For the past two years I've heard Nostradamus predictions that the AI bubble will burst because the models are too expensive to build, that the next advances will take too much money and too much data. "They won't make enough revenue to support the investment," went the logic. The AI bubble might burst. It's happening now to some degree. But not because the models are too expensive to build. It’s the opposite reason. If you think extrapolating current circumstances is a valid way to understand where AI is going, then you're discounting innovation.
Many people want the AI train to slow down, me included. But wishful thinking doesn't make it happen. I even hear many AI scientists not involved directly in developing base Generative AI models expressing those limitations. We latch onto the current limitations and concerns because they are evidenced to some degree by the current situation. Assuming innovation isn't evidence. Rather, it feels unscientific. Yet it's the most reliable aspect of AI's advance.
Why Rapid AI Innovation Will Continue
AI will continue to advance in dramatic ways. At a very abstract level, think of an AI neural network as an ant hill. There are simple units (artificial neurons that do basic math) which when put together and related to one another can do wondrous things, like how ant hills can demonstrate complex behavior from relatively dumb ants. This same phenomenon happens at organizational or societal levels. Putting humans and technology together in large combinations can allow organizations and societies to do (hopefully) wondrous things.
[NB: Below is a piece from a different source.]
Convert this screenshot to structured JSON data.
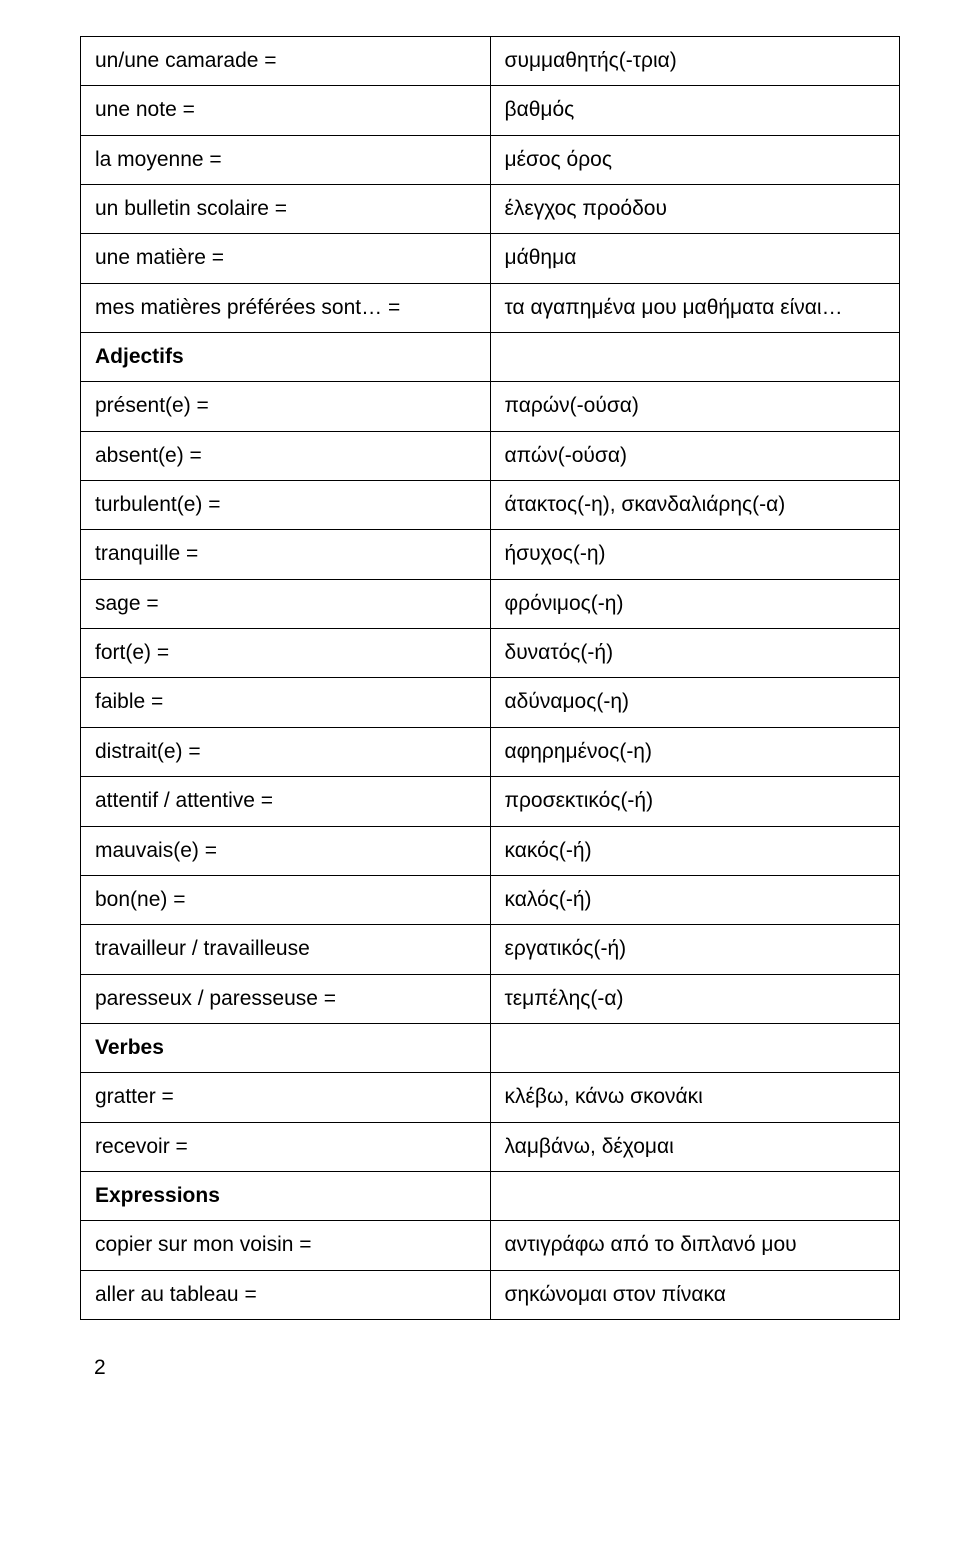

The sophistication of each AI "ant hill" can improve because the basic units are different or the relationships between them are changed. This kind of improvement is shown in the ChatGPT-4 announcement, where parts of the underlying neural net are changed to, for example, have explicit layers that process factual information better.
The neural nets can be scoped differently, as in DeepSeek, where they decided to train lots of smaller, specialist models instead of one big one. This is leaning more on AI teams, the macroscopic innovation direction we've hardly seen applied. Just as individual people can only do so much, big AI models on their own can only do so much.
The AI can debate with themselves, which has been shown to be another direction of improvement somewhat independent from the scaling constraints of the base model. And they can be put together in teams, "organizations," and even societies for additional advancement directions that are likely as big or bigger than the individual model performance advancements. We're not even close to being done with AI advancement, and many feel the advancement will accelerate because of AI helping to build AI. At a minimum, more ideas can be tried.
There are major issues about what to teach about AI, whether and how to teach with AI, and how the answers differ by discipline, student characteristics, and schooling environment. I see far less effort on that topic than I do on environmental impact, AI vs. human, or AI anthropomorphism debates that are much less impactful to students and feel like stalling. They're a distraction from making actual educational progress.
Can we finally get off the hamster wheel where there's lots of consternation but no forward movement? The only sensible way forward is constant, incremental change toward a visionary goal, not thinking about it for years as, well, as schools and colleges have largely been doing.
The pace of change, most of it driven by innovation, is too fast to think you will ever have it all figured out.